Inspect the durability of the soles to make sure that they do not fall off. This is a common problem for those who have well-loved and well-worn trusted leather boots – when these boots arrive in the tropics and are stored in air-conditioned environment, the contrast of the wet use and dry air-conditioning weakens the glue which binds the sole. It is common therefore, that soles fall off the boots while on the trek. If possible, store your boots in an area of the house which is not directly air-conditioned. This is one possible way of maintaining your trusted boots for longer. For humid tropical environments, especially in lowland areas and on jungle expeditions, it is vital that you wear relatively quick-drying footwear. Gore-tex boots and trainers do not wear well in humid tropic environments, because the humidity clogs the pores which then traps moisture inside the boot. If you have no choice but to wear Gore-tex boots in the jungle, for example, you must take extra care to prevent blisters and dry out your feet. If your expedition route requires many stream or swamp crossings, it is important that you find alternative footwear.
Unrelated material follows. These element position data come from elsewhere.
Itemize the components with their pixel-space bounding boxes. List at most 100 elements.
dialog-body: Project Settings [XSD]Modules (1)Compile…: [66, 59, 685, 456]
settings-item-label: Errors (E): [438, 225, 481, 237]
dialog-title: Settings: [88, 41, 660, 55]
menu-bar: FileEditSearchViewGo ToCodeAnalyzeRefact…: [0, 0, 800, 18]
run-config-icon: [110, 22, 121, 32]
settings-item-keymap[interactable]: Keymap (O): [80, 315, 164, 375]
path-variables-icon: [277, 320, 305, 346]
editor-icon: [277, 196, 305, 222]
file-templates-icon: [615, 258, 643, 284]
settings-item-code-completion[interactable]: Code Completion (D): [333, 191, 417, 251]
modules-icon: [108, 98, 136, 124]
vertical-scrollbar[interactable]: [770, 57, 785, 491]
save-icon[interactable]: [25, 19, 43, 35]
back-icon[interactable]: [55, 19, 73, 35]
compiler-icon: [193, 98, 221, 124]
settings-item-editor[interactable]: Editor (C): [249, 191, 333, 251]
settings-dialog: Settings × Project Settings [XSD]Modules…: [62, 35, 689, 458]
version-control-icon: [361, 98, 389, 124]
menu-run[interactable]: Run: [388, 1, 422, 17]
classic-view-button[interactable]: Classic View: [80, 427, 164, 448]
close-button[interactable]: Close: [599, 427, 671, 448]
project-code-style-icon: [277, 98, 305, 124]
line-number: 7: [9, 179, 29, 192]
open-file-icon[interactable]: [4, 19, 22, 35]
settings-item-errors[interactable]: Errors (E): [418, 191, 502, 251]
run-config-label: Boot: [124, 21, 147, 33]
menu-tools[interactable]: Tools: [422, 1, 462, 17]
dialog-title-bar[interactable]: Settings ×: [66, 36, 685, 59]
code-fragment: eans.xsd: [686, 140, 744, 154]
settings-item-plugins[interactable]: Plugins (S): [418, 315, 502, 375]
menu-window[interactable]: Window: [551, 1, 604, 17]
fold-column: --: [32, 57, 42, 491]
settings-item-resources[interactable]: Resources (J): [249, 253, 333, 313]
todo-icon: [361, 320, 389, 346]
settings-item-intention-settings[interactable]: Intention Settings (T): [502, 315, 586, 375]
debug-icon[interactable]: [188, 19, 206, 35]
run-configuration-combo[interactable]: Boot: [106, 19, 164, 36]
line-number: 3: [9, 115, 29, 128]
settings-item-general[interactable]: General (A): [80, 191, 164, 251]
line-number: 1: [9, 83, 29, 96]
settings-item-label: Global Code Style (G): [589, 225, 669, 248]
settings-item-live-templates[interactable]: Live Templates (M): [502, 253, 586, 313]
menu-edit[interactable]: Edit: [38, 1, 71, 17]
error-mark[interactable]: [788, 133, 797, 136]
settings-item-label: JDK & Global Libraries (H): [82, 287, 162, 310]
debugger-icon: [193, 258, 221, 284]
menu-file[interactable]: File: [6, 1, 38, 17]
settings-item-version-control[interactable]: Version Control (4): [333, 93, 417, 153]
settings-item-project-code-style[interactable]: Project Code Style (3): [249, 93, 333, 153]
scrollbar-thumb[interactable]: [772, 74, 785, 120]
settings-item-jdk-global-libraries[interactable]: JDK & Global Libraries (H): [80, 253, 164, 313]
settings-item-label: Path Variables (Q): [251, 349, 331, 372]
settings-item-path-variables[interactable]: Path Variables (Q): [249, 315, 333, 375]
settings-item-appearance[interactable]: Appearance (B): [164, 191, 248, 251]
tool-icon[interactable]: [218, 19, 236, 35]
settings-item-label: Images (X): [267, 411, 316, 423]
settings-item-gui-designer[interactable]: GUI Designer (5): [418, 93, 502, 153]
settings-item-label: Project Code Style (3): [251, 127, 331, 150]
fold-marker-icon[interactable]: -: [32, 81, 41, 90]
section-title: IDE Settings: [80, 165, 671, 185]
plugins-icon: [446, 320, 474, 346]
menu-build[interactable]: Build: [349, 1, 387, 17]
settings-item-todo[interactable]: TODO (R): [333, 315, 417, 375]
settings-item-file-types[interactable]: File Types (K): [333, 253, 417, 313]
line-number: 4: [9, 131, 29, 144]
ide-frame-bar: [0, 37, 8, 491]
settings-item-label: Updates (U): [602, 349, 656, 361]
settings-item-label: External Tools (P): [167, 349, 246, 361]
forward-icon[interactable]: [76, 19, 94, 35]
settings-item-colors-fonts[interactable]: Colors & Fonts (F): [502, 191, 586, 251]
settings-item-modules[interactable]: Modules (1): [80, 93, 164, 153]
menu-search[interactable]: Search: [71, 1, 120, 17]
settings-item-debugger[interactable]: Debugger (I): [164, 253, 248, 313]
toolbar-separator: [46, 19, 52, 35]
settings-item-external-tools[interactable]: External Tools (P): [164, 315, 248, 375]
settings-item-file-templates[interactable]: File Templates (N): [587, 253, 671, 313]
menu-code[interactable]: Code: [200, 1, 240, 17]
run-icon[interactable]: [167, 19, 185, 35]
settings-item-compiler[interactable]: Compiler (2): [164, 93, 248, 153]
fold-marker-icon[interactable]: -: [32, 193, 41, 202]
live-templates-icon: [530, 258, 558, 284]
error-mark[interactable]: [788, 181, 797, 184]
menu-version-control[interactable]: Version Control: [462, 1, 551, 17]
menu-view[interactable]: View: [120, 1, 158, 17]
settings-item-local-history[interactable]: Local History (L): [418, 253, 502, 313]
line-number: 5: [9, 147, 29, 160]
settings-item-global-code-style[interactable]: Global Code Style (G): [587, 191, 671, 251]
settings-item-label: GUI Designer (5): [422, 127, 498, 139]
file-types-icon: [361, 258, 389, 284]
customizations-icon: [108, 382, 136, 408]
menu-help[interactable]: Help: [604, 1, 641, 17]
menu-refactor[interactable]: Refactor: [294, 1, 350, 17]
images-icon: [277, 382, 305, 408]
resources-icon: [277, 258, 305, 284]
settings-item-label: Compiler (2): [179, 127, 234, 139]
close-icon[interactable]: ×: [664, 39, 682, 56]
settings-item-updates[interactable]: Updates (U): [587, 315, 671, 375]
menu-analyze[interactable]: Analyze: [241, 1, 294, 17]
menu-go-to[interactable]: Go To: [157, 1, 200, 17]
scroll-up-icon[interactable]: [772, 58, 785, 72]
10 easy steps you can take to prevent blisters and maintain your feet
An enjoyable expedition can be ruined by blisters. The trick is to prevent blisters before they occur.
- Prepare your feet before you depart. Cut your toenails, remove any hangnails and excess dead skin but not too much of the callous, etc.
- Make sure your footwear, especially sturdy boots, are well worn-in by you.
- Inspect your socks for stitching across the toes, and make sure that they are comfortable.
- Make sure sand or debris from the last trek day is emptied from the sock.
- Choose lightweight wool trekking socks which wick water easily and cool feet in the heat / keep feet warm in cool / mountain environments.
- Smooth Hansaplast bandage tape across any potential hotspots before you start the trek. When you feel the slightest consistent pinch while on the trek, ask the guide to stop the group at the next safe location so that you can tape your feet. This is important to avoid bigger problems later which could ultimately prevent you and the group from achieving your expedition goals.
- Wear two socks while trekking; one thin inner sock under your usual trekking sock, or buy specially designed dual-layer trekking socks.
- Clean your socks often on the trek.
- When you arrive at your camp, and have pitched your tent, etc, remove your shoes and socks and air out your feet. If you sleep with socks, make sure you keep a clean dry pair especially for sleeping.
- At the first sign of athletes foot (notable on humid jungle treks), take extra care to dry out your feet when you are not trekking. One way to dry your feet out is to apply talcum powder or medicated foot powder and keep your feet aired.